Back in Novemebr of 2018 I came across a post on Twitter by an artist, Ryan Allen (Twitter / Instagram) where he posted a photo of a piece that he did depicting the foolishness that the censoring of the female body represents. (You can view the piece and purchase a print directly from Ryan here.) Seeing this piece turned on a light bulb in my head and I took the idea that he showed and incorporated it into this ongoing visual project featuring various models.

My plan with this is to release a few photos from a different model every month, and down the road possibly put together a physical book compiling all of the images from the project. Because of the ever increasing censoring happening on social media platforms like Instagram and Tumblr (the latter being a real big issue at the end of 2018) this project will only be featured here, so if you want to share it with people you think will appreciate it you will have to send them here.

Any support for the project in the form of sharing it with your friends, families, and “followers” on social media platforms will be greatly appreciated. Also, if you’re a model and you’re interested in participating in the this project please send me an email and we can discuss making that happen.

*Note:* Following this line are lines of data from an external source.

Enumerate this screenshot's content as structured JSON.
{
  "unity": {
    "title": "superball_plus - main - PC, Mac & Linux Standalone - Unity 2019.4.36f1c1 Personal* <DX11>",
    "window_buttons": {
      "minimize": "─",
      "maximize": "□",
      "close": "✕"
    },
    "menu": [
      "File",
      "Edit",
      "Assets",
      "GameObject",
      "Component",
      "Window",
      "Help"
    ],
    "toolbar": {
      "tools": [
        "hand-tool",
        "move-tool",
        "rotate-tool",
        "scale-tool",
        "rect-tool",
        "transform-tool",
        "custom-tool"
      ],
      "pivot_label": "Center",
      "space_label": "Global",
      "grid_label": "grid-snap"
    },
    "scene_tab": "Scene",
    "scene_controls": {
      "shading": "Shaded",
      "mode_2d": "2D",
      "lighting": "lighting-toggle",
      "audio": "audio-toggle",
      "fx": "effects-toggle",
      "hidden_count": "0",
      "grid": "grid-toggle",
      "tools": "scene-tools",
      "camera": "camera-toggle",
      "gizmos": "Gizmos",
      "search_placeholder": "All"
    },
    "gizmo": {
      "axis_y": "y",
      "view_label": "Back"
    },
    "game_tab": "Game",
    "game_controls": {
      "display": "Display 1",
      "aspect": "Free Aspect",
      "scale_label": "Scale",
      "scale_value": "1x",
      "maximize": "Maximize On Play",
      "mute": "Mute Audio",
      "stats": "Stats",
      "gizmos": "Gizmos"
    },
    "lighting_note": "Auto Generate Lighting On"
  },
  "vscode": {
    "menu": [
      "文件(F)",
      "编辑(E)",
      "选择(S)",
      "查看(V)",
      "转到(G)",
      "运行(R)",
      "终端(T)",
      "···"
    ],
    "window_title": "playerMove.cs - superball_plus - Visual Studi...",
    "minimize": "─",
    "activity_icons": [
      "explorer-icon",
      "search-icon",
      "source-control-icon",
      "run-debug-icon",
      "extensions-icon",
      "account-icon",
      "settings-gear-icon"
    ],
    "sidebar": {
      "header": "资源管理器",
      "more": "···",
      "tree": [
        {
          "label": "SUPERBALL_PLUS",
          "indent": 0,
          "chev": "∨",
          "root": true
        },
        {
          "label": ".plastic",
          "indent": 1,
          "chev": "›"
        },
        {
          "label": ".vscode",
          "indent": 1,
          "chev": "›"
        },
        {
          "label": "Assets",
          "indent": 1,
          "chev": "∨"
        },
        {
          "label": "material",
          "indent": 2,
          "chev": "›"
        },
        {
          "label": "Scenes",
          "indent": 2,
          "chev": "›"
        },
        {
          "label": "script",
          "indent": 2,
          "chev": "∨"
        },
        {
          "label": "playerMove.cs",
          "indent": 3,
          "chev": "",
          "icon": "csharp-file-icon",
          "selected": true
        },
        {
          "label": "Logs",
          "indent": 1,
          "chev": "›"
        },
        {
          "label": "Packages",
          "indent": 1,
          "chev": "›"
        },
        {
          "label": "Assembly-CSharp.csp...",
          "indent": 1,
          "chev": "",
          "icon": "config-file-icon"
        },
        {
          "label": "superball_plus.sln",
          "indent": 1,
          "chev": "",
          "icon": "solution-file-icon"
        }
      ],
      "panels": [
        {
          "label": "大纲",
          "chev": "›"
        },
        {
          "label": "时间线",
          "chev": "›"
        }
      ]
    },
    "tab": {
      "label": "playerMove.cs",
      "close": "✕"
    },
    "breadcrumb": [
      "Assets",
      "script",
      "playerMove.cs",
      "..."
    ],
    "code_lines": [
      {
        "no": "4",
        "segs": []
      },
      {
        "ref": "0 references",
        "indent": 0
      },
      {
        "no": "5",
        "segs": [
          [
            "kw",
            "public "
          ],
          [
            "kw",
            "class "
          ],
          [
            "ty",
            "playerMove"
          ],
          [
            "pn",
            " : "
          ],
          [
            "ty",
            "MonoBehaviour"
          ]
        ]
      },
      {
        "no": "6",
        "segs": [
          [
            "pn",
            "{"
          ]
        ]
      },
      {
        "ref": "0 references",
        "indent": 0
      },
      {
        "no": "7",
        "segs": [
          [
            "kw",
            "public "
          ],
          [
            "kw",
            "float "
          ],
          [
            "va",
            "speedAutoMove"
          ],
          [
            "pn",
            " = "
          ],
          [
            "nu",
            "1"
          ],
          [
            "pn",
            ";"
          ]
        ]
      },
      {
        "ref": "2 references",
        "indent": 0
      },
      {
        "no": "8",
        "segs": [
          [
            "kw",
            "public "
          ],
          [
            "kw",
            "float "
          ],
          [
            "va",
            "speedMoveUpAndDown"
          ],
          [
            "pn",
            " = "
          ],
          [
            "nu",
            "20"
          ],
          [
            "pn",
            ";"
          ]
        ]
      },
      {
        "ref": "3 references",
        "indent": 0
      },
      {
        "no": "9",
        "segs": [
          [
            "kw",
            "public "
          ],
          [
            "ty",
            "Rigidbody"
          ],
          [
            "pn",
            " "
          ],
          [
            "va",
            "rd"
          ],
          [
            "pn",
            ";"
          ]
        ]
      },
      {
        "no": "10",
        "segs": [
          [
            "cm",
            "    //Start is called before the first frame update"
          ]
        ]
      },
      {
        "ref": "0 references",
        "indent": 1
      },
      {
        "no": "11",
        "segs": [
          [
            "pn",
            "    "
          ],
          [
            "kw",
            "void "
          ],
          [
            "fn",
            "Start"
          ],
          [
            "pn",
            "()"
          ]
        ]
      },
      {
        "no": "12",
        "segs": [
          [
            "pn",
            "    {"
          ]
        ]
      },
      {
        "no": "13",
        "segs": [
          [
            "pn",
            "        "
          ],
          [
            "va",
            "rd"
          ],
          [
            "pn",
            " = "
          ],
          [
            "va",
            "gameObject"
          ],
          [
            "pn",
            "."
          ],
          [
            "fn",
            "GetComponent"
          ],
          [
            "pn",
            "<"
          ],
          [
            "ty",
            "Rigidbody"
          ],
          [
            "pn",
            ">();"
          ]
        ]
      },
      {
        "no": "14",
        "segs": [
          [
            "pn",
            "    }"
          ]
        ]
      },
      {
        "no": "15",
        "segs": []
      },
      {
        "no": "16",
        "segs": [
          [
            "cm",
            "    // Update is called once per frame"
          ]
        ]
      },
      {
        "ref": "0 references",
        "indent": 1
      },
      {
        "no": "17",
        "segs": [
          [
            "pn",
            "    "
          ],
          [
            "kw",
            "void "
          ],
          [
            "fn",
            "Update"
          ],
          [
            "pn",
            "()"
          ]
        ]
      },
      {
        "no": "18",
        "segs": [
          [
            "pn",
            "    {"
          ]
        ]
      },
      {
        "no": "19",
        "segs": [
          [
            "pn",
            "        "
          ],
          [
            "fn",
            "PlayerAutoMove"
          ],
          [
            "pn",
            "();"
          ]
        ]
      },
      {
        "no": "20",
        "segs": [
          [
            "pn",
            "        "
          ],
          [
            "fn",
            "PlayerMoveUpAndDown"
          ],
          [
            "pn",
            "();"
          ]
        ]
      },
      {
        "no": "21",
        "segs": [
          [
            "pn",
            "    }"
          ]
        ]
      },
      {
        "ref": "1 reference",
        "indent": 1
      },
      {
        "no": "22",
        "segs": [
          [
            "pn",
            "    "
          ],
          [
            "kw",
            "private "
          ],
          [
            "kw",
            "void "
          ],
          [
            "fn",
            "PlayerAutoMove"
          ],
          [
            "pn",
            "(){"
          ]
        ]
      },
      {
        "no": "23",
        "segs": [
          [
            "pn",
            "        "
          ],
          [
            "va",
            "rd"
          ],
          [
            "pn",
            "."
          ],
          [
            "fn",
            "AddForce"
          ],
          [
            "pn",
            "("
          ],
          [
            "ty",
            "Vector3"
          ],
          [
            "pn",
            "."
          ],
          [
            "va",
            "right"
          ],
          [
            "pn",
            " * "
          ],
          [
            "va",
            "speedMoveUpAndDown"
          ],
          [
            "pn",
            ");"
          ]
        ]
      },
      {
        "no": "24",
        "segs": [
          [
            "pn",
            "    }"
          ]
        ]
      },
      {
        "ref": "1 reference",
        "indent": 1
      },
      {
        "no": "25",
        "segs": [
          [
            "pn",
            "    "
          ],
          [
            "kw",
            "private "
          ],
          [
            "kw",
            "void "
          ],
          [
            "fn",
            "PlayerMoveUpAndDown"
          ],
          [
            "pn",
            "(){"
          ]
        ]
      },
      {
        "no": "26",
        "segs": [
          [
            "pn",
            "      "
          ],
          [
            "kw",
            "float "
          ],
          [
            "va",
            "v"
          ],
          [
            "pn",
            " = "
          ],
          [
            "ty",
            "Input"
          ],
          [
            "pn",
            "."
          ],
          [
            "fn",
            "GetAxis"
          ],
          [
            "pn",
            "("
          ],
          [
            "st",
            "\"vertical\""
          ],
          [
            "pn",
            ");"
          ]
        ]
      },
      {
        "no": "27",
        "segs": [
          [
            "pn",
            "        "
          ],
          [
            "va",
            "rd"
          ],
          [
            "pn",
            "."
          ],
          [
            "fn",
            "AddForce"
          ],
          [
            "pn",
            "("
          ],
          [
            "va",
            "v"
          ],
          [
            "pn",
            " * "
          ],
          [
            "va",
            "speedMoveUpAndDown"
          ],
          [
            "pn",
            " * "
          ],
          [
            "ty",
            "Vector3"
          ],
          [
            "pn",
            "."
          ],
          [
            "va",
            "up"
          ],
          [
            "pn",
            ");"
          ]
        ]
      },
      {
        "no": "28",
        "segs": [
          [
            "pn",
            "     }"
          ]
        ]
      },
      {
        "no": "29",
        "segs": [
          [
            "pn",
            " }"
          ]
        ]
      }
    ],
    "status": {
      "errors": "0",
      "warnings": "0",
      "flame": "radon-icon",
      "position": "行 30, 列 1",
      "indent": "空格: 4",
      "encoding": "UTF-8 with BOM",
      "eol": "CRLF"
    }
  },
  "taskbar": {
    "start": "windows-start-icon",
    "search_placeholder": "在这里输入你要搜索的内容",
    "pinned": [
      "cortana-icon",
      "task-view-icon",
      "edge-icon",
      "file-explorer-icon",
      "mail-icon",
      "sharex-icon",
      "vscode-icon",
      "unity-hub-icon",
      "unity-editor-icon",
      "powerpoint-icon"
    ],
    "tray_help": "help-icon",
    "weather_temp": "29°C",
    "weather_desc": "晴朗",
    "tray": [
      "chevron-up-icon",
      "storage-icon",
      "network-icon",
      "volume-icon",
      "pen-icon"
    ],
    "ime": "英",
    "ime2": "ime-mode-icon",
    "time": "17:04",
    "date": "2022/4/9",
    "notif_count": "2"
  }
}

Also, also, if your interested in helping promote the project by featuring it on your own website or blog send me an email.

I hope this project opens the eyes of at least the general public if not the people in charge of pushing these ideas of female body censorship to everyone.

-Bishop Jackson


Laura Mulvey first used the term “Male Gaze” in 1975, which refers to “the sexually objectifying attitude a representation takes toward its feminine subject matter”, according to A. W. Eaton’s essay “Feminist Philosophy of Art”. In 2019, the Male Gaze is still being perpetuated by film, music, social media, and more in the ways that we see women portrayed. Our bodies are taboo simply because of over-sexualisation, so much so that harmful dress codes are imposed on young girls across the country who are told their bare shoulders are distracting to male students around them.

I am a model. Inherently, that means that what I collaborate with photographers to create is art. And I believe art should never be censored, be it literature or graffiti, though our country has proved time and time again this expression can be taken away. Art is a platform through which we can give a voice to those who are not heard, and cultivate change through provocative creations.

If we want to actively challenge the male gaze, double standards need to be torn down. Being shamed for having a feminine body is not okay. Social media adds insult to injury when even photos of mothers breastfeeding their children, giving them life, are taken down. My nipples aren’t going to offend you. My shoulders aren’t going to distract you. And if they do, that’s really not a problem I should have to fix.
— Mariah


Throughout my life, I’ve always felt ashamed about my body...either watching out on what types of foods I consume or showing too much skin. Comments and thoughts from others have really prevented me from actually loving my body and providing myself with holistic self care. Through nude modeling, I have really found pieces of myself that I am proud of and with society preventing me from sharing this new found love by censoring, its been a struggle but a new challenge that will be surely overcome through this industry.
— Tasha



I love being able to express myself creatively as a model. I feel that everyone should be free to express themselves artistically, including through nudity and the celebration of the human body. When we self-censor and don’t share who we really are, we are unwittingly doing the job of the censors ourselves. There are so many kinds of beauty in the world! As someone who started modeling later than most, I view my modeling as slightly subversive, challenging what society expects or allows. I encourage everyone to challenge expectations and be yourself!